The silhouette is slimmer, the colors stronger, the skirts shorter. But when it comes down to the crucial issues in selecting clothes for fall, the question is surviving in a high price world. With higher prices taking a firmer bite out of household budgets, making more out of less is the unbeatable skill.
We've tapped the tools of some women who do this well. They turn proper business suits into dinner costumes, extend well chosen pumps for day into evening, find separate jackets that beat the clock and coats that span Washington's mild to cold weather as well as weekend to daily wear.
Buying cheap is not buying well. Buying fewer well-made clothes that can be worn lots of ways and last a long time are bargains in the end.
GLORIA BURGESS laughs. "Even if they knew my name was Gloria Thorpe at Calvin Coolidge High School they probably wouldn't recognize me now. In junior high school whenever I had money or could get fabric to sew I made something. And by the end of 12th grade, I really had it together creating my own look," says Burgess, now one of Paris' top models. "I always knew what would enhance my body, even if my classmates didn't think much of it."
She's flip about clothes, says she doesn't own much, but buys few things and keeps them a long time. When she is home, she is likely to borrow something of her mother's and remake it, like the black tunic she turned into a jacket and belted for herself. She rarely dresses all in one color and likes to mix everything. "For me to wear something in the street, it's got to be feminine and in a soft material," says Burgess, who goes from baggy to skin-tight clothes with no problem. Her favorite period on the runway was when Saint Laurent was doing folkloric things of Oriental things.
Beverly Lee has her wardrobe divided into two equal parts: "interview clothes" and her skinny, stretchy, kinky disco clothes. "Interview stuff I pick up at the start of the season, adding just enough to what I already own to make my clothes look new," she says. But for discos like Studio 54 she's always checking boutiques in the Village.
Lee worked in the cosmetic department at Woodies before modeling full-time in New York and Paris. She gets a call from the boutiques of Givenchy, Valentino and Saint Laurent when the samples go on sale. What she saves on these sales she puts into shoes at $150-plus a pair, "comfortable and well made so they are worth it," she says. Her key accessory these days: Saint Laurent's bright pink lipstick No. 19.
"I'm a colorful person. I need color in my life," says Claudia Sampson, researcher and reporter at WETA. She was born in Panama and "likes things and colors that suggest heat."
Sampson is a master bargain shopper. "The trick of thrift shopping," says Sampson, "is to be open-minded. You don't look for anything in particular and don't restrict yourself to size or shape."
She also gets the most out of her clothes by pushing them all for year-round wear.
"I work in a world where the men all wear three-piece business suits," says Lane Johnston, staff adviser to the American Petroleum Institute. "So I wear a lot of suits.
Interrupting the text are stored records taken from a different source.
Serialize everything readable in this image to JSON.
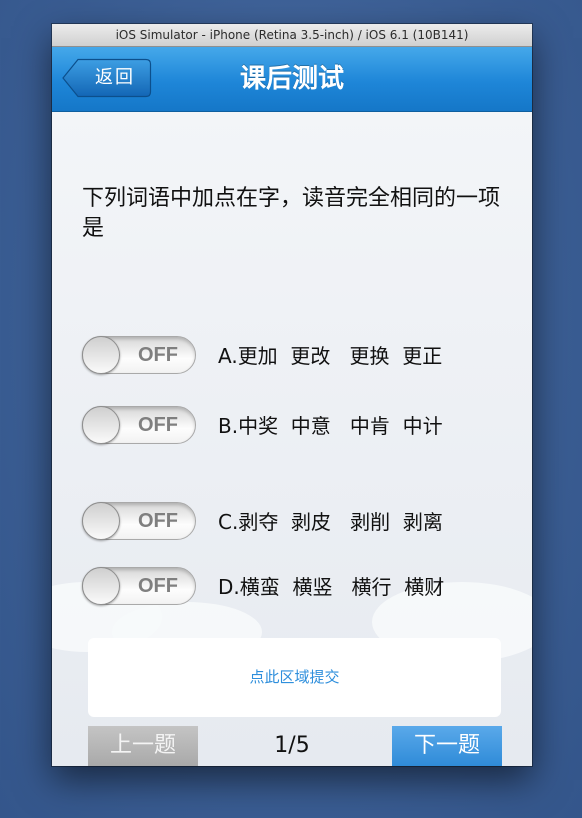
{
  "simulator": {
    "title": "iOS Simulator - iPhone (Retina 3.5-inch) / iOS 6.1 (10B141)"
  },
  "navbar": {
    "back_label": "返回",
    "title": "课后测试",
    "color": "#1e86d8"
  },
  "question": {
    "text": "下列词语中加点在字，读音完全相同的一项是"
  },
  "options": [
    {
      "switch_label": "OFF",
      "label": "A.更加  更改   更换  更正"
    },
    {
      "switch_label": "OFF",
      "label": "B.中奖  中意   中肯  中计"
    },
    {
      "switch_label": "OFF",
      "label": "C.剥夺  剥皮   剥削  剥离"
    },
    {
      "switch_label": "OFF",
      "label": "D.横蛮  横竖   横行  横财"
    }
  ],
  "submit": {
    "label": "点此区域提交",
    "color": "#2f8fdc"
  },
  "pager": {
    "prev_label": "上一题",
    "indicator": "1/5",
    "next_label": "下一题"
  }
}
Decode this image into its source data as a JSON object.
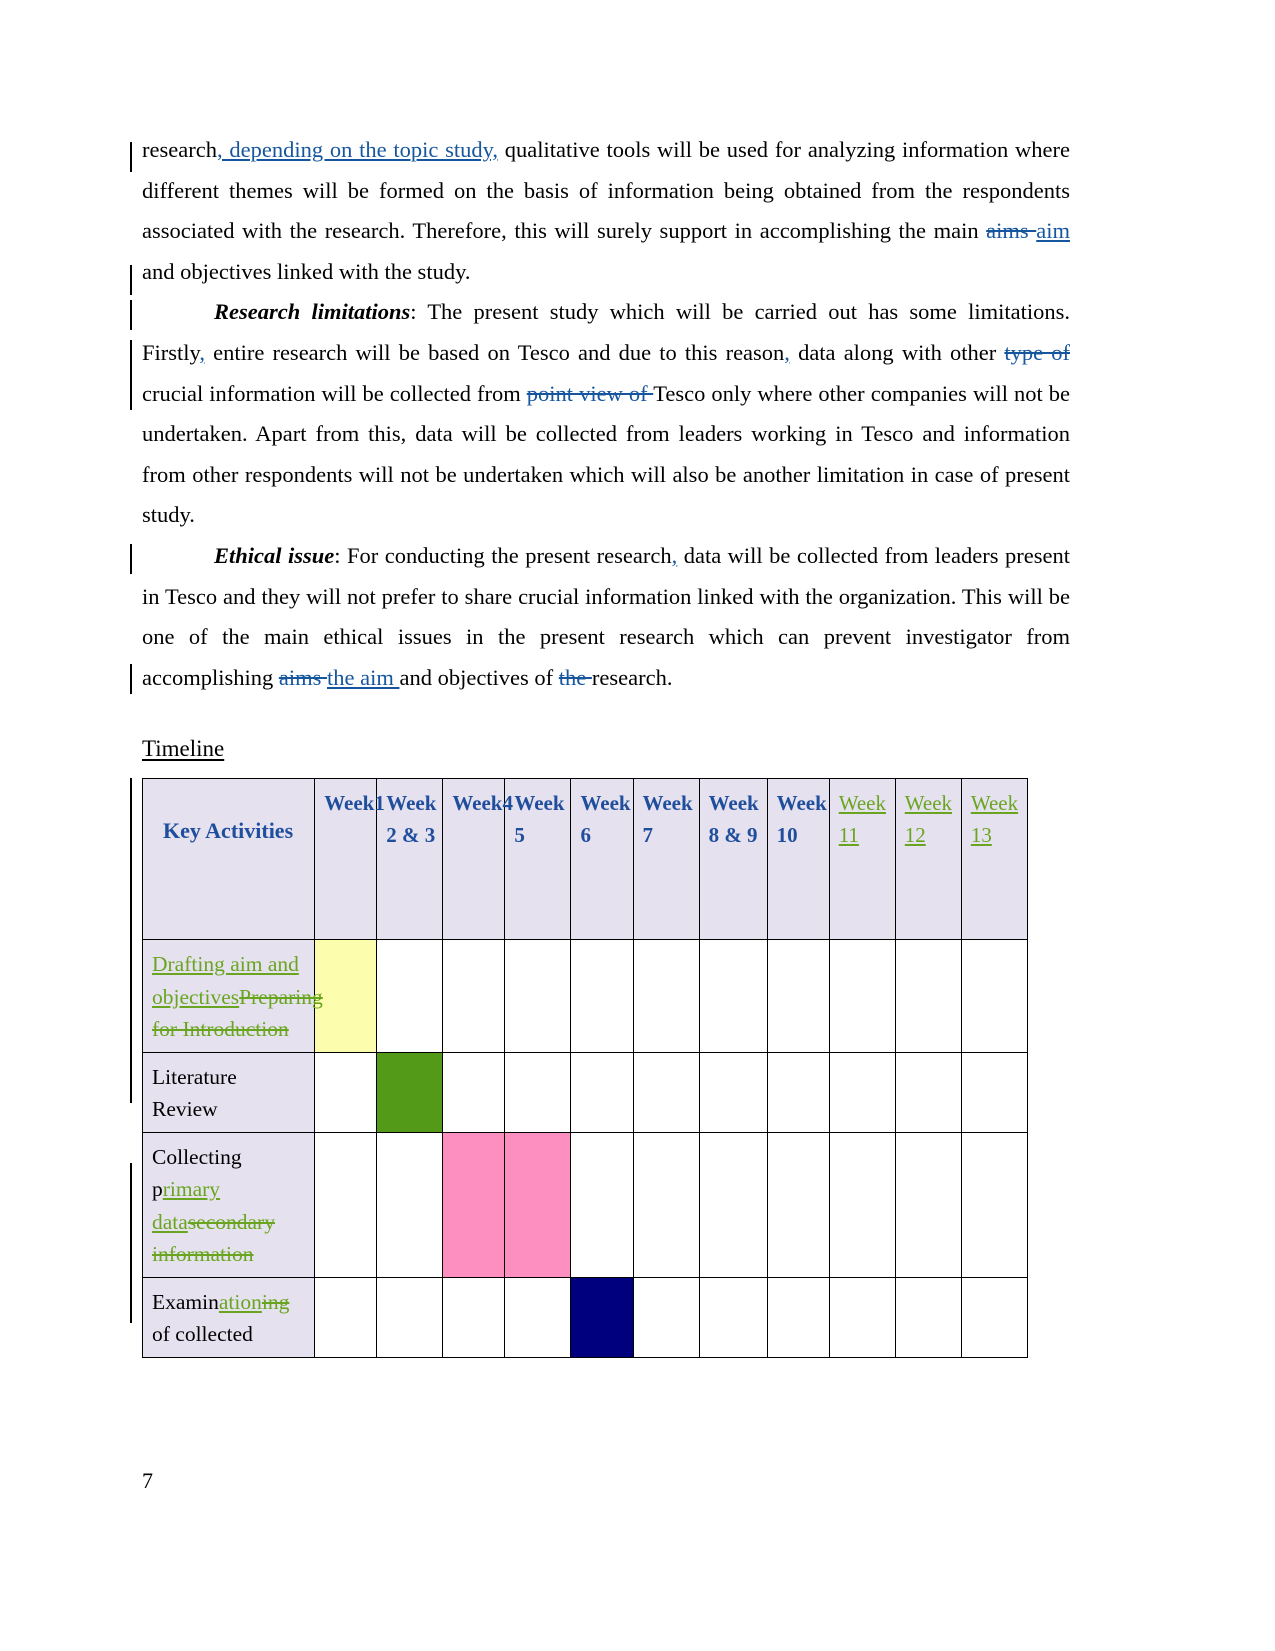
{
  "document": {
    "page_number": "7",
    "colors": {
      "insert_blue": "#16569e",
      "insert_green": "#6aa520",
      "header_blue": "#1f4e9c",
      "header_bg": "#e5e1ef",
      "fill_yellow": "#fdfdae",
      "fill_green": "#549a19",
      "fill_pink": "#fd8fc0",
      "fill_navy": "#00007f"
    }
  },
  "paragraphs": {
    "p1": {
      "r1": "research",
      "r2_ins": ", depending on the topic study,",
      "r3": " qualitative tools will be used for analyzing information where different themes will be formed on the basis of information being obtained from the respondents associated with the research. Therefore, this will surely support in accomplishing the main ",
      "r4_del": "aims ",
      "r5_ins": "aim ",
      "r6": "and objectives linked with the study."
    },
    "p2": {
      "label": "Research limitations",
      "r1": ": The present study which will be carried out has some limitations. Firstly",
      "r2_ins": ",",
      "r3": " entire research will be based on Tesco and due to this reason",
      "r4_ins": ",",
      "r5": " data along with other ",
      "r6_del": "type of ",
      "r7": "crucial information will be collected from ",
      "r8_del": "point view of ",
      "r9": "Tesco only where other companies will not be undertaken. Apart from this, data will be collected from leaders working in Tesco and information from other respondents will not be undertaken which will also be another limitation in case of present study."
    },
    "p3": {
      "label": "Ethical issue",
      "r1": ": For conducting the present research",
      "r2_ins": ",",
      "r3": " data will be collected from leaders present in Tesco and they will not prefer to share crucial information linked with the organization. This will be one of the main ethical issues in the present research which can prevent investigator from accomplishing ",
      "r4_del": "aims ",
      "r5_ins": "the aim ",
      "r6": "and objectives of ",
      "r7_del": "the ",
      "r8": "research."
    }
  },
  "timeline": {
    "heading": "Timeline",
    "headers": [
      {
        "label": "Key Activities",
        "state": "normal",
        "kind": "key"
      },
      {
        "label": "Week1",
        "state": "normal",
        "kind": "week"
      },
      {
        "label": "Week 2 & 3",
        "state": "normal",
        "kind": "week"
      },
      {
        "label": "Week4",
        "state": "normal",
        "kind": "week"
      },
      {
        "label": "Week 5",
        "state": "normal",
        "kind": "week"
      },
      {
        "label": "Week 6",
        "state": "normal",
        "kind": "week"
      },
      {
        "label": "Week 7",
        "state": "normal",
        "kind": "week"
      },
      {
        "label": "Week 8 & 9",
        "state": "normal",
        "kind": "week"
      },
      {
        "label": "Week 10",
        "state": "normal",
        "kind": "week"
      },
      {
        "label": "Week 11",
        "state": "inserted",
        "kind": "week"
      },
      {
        "label": "Week 12",
        "state": "inserted",
        "kind": "week"
      },
      {
        "label": "Week 13",
        "state": "inserted",
        "kind": "week"
      }
    ],
    "rows": [
      {
        "activity_runs": [
          {
            "text": "Drafting aim and objectives",
            "state": "inserted"
          },
          {
            "text": "Preparing for Introduction ",
            "state": "deleted"
          }
        ],
        "fills": [
          "yellow",
          "",
          "",
          "",
          "",
          "",
          "",
          "",
          "",
          "",
          ""
        ]
      },
      {
        "activity_runs": [
          {
            "text": "Literature Review",
            "state": "normal"
          }
        ],
        "fills": [
          "",
          "green",
          "",
          "",
          "",
          "",
          "",
          "",
          "",
          "",
          ""
        ]
      },
      {
        "activity_runs": [
          {
            "text": "Collecting p",
            "state": "normal"
          },
          {
            "text": "rimary data",
            "state": "inserted"
          },
          {
            "text": "secondary information",
            "state": "deleted"
          }
        ],
        "fills": [
          "",
          "",
          "pink",
          "pink",
          "",
          "",
          "",
          "",
          "",
          "",
          ""
        ]
      },
      {
        "activity_runs": [
          {
            "text": "Examin",
            "state": "normal"
          },
          {
            "text": "ation",
            "state": "inserted"
          },
          {
            "text": "ing",
            "state": "deleted"
          },
          {
            "text": " of collected",
            "state": "normal"
          }
        ],
        "fills": [
          "",
          "",
          "",
          "",
          "navy",
          "",
          "",
          "",
          "",
          "",
          ""
        ]
      }
    ]
  }
}
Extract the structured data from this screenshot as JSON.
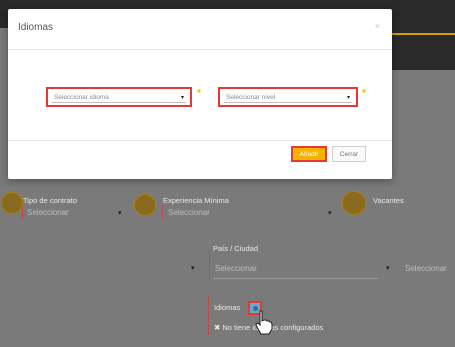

They make me feel neat."
Suits are her big investment. "Change the blouse and its' a different looking suit with a different mood," she says. She wears no black: "It's harsh on me, and I can get the same effect with navy."
By 11 each morning, Eve Lloyd Thompson has cleaned six stalls, galloped, showered and fed her 13 horses, and done her vegetable garden tasks. "It would be earlier except that I'm a slow stall cleaner," says Thompson. Then her other tasks as president of the Maryland Horse Shows Association and freelance interior designer begin. She wears stretch jodhpurs by Gayer's ("you can't kill them") or jeans on the farm, so is never in them otherwise.
She still has Cashin and Sloat skirts, and Wragge silk shirts from her days as a buyer for Peck & Peck, then Garfinckel's, then Hecht's-- and still wears them, with her newer Ralph Lauren and Anne Kelin blazers.
Gayil Nalls, an artist well known for her encaustic paintings (an old technique using heated wax and pigment) keeps to loose-fitting clothes so when she paints they don't restrict movement.
Her painting and her style of clothes mesh. Recently she stopped painting in color "unless there was a real need for it." Now she has gone back to color in a limited way; gray with a special pink or with teal blue. She's the same way about color in clothes.
And she likes line. "I'm big on grids. And I like woven fabrics with grids." Her wardrobe is in large part commemorative, marking a trip, a new painting, a showing. "It adds to the pleasure of the clothes."
Yvonne Erwin is careful "not to wear anything that would hurt me as a dancer," so high heels are out. She's in jeans a lot, with leotards and her father's shirts. And when she goes to look for clothes, they are shaped, angular and often in vibrant colors. Erwin is just recovering from an injury while training with the Arthur Mitchell's Dance Theatre of Harlem.
She and her twin, Yvette, dressed alike up to the sixth grade until their mother "broke us out of it." But their taste is the same and they often end up in a similar look. The twins' younger sister, Andrea Erwin, who starts at the Academy of Dramatic Arts in September, likes clothes that have a direction, that stand out. "Not bashful clothes, not shy butterfly stuff," she says. "I like clothes that are very demanding, very boss," like slim skirts with long belted jackets.